How to Use the naive Bayes algorithm and python Bayesian Algorithm in python

Last Update:2017-04-24 Source: Internet

Author: User

Developer on Alibaba Coud: Build your first app with APIs, SDKs, and tutorials on the Alibaba Cloud. Read more ＞

Here we will repeat why the title is "use" instead of "IMPLEMENT ":

First, the algorithms provided by professionals are more efficient and accurate than the algorithms we write.

Secondly, for people with poor mathematics, it is very painful to study a bunch of formulas to implement algorithms.

Again, unless the algorithms provided by others cannot meet your needs, there is no need to "duplicate the wheel ".

The following is a back-to-back example. If you do not know the Bayesian algorithm, you can check the relevant information. Here is a brief introduction:

1. Bayesian formula:

P(A|B)=P(AB)/P(B)

2. Bayesian inference:

P(A|B)=P(A)×P(B|A)/P(B)

In text:

Posterior Probability = anterior probability × similarity/standardization constant

The Bayesian algorithm solves the problem of finding similarity, that is, the value of P (B | ).

3. Three Common Naive Bayes algorithms are provided in the scikit-learn package. The following describes them in sequence:

1) Gaussian Naive Bayes: Assuming that attributes/features are normally distributed (for example,), they are mainly used for numeric features.
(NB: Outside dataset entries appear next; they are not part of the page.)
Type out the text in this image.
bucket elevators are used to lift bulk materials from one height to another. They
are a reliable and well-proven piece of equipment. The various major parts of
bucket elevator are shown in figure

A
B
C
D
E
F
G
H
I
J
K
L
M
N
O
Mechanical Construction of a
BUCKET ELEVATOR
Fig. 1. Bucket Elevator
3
Use the data in the scikit-learn package. The code and description are as follows:

>>> From sklearn import datasets # import data in the package >>> iris = datasets. load_iris () # load data> iris. feature_names # display Feature Names ['sepal length (cm) ', 'sepal width (cm)', 'petal length (cm) ', 'petal width (cm) '] >>> iris. data # display data array ([[5.1, 3.5, 1.4, 0.2], [4.9, 3 ., 1.4, 0.2], [4.7, 3.2, 1.3, 0.2] ......> iris. data. size ## data size --- 600 >>> iris.tar get_names # display the category name array (['setopa', 'versicolor', 'virginic A'], dtype = '<u10')> from sklearn. naive_bayes import GaussianNB # import Gaussian Naive Bayes algorithm> clf = GaussianNB () # assign a variable to the algorithm for ease of use> clf. fit (iris. data, iris.tar get) # Start classification. For a large sample, you can use the partial_fit function to classify it to avoid loading too much data to the memory at a time> clf. predict (iris. data [0]. reshape (1,-1) # verify the category. Note: Because the predict parameter is an array and data [0] is a list, you need to convert array ([0]) >>> data = np. array ([6, 4, 6, 2]) # verify Category> clf. predict (data. reshape (1,-1) array ([2])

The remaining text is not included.